Run the Main Benchmark

Command

python scripts/run_manuscript_benchmark.py

By default the script uses:

data/manuscript/manuscript_primary.csv
data/zenodo/standard_tool_predictions/
results/benchmark_runs/manuscript_primary/

Explicit invocation

python scripts/run_manuscript_benchmark.py   --truth-path data/manuscript/manuscript_primary.csv   --prediction-dir data/zenodo/standard_tool_predictions   --output-dir results/benchmark_runs/manuscript_primary

Execution path

run_manuscript_benchmark.py is a thin wrapper around the public package. The call sequence is:

scripts/run_manuscript_benchmark.py
offtarget_benchmark.cli
offtarget_benchmark.benchmark_runner

The runner performs the following steps.

Load and normalize the truth table.
Load the stored prediction contracts.
Normalize guide, site, chromosome, score, and rank fields.
Match predicted sites against benchmark sites.
Compute guide level and overall metrics.
Write the benchmark result tables, quality-control table, and compact report.

Output tables

`benchmark_by_guide.csv`

One row per tool and guide. This table stores the guide level counts and recall metrics used to summarize tool performance across guides.

`benchmark_matched_truth_long.csv`

Long format matched site table. Each row corresponds to a benchmark site that was matched to a tool prediction. It retains truth label, score, rank, and observed editing signal.

`benchmark_overall.csv`

One row per tool. This table reports the overall benchmark summaries derived from the guide level metrics, including top-k recovery, k90, k95, and related aggregate quantities.
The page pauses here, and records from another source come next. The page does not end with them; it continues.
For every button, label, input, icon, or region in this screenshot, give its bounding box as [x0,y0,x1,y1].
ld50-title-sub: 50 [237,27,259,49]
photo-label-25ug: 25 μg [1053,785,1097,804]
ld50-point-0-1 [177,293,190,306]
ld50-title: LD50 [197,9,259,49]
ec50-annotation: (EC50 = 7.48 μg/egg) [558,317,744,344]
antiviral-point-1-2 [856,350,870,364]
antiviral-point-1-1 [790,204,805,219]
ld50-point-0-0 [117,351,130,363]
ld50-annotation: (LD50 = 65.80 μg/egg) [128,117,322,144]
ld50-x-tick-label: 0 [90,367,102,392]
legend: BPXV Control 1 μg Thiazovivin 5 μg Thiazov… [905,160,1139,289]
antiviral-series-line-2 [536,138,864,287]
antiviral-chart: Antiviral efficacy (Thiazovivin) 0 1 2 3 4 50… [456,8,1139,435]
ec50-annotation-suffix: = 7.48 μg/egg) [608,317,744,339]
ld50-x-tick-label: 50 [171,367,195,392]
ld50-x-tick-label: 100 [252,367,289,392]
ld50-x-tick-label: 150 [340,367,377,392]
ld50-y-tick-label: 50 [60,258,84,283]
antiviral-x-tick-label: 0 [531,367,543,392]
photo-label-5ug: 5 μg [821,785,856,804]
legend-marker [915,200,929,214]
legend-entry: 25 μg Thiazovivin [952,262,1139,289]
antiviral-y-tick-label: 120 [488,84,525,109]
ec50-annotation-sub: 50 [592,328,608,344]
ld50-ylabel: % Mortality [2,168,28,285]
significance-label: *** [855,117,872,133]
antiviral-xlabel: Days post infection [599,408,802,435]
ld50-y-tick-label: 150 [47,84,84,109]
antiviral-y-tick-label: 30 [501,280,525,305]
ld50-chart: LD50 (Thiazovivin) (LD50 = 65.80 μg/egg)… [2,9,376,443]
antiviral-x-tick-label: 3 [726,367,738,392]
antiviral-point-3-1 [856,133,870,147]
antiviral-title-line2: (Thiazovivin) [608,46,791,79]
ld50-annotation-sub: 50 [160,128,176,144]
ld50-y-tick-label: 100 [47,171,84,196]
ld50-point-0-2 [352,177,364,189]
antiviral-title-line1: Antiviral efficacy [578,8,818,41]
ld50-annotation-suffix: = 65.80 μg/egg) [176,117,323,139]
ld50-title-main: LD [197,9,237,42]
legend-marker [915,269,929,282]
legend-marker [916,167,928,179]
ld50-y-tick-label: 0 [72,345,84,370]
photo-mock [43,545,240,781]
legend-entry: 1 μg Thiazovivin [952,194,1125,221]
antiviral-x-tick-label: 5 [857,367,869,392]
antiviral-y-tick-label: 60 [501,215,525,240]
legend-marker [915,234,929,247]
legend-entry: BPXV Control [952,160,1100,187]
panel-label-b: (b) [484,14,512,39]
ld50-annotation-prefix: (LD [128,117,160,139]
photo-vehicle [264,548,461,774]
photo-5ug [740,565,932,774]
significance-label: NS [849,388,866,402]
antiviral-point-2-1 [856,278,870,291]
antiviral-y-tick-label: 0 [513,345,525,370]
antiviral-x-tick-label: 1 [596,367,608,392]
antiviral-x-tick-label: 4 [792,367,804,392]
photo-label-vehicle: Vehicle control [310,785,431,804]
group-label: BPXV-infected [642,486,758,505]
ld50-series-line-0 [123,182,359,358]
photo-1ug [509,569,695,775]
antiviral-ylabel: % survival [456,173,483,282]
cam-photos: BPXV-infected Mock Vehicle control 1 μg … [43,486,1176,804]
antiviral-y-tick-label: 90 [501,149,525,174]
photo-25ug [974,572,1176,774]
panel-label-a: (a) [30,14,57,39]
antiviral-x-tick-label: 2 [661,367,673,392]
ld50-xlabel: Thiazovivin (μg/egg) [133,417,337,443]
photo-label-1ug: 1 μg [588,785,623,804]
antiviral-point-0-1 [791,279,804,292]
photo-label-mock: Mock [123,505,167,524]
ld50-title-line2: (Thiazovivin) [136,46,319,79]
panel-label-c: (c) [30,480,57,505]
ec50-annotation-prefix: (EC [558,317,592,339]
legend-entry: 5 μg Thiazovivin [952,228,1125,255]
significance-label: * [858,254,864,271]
`benchmark_overall_recall_curves.csv`

Recall at increasing rank cutoffs for each tool. Figure 6 uses this table to plot how validated true-site recovery changes as k increases.

`benchmark_pr_curves.csv`

Precision recall curve coordinates written for each tool. These are the points used to reconstruct the full curves in Figure 3.

`benchmark_pr_summary.csv`

Per tool summary of the precision recall analysis. This table contains average precision and related scalar summaries.

`benchmark_pairwise_tests.csv`

Pairwise statistical comparison table derived from the guide level summaries. This is the compact benchmark output used for pairwise tool comparisons.

`benchmark_budget_constrained_pairwise_recall.csv`

Pairwise combination table under reciprocal rank fusion and fixed shortlist sizes. This table is retained as a benchmark output for supplementary combination analyses.

These tables supply the figure notebooks under docs/figures/. The notebooks render the manuscript figures directly from the benchmark-run outputs where possible. Figure 5 additionally reads the staged prediction contracts because it measures coverage before rank thresholds are applied. The ML panel in Figure 6 uses the same recall-curve schema staged under results/benchmark_runs/no_bulge_ml_comparison/. Figure 7 uses benchmark_budget_constrained_pairwise_recall.csv under the no-bulge ML comparison run.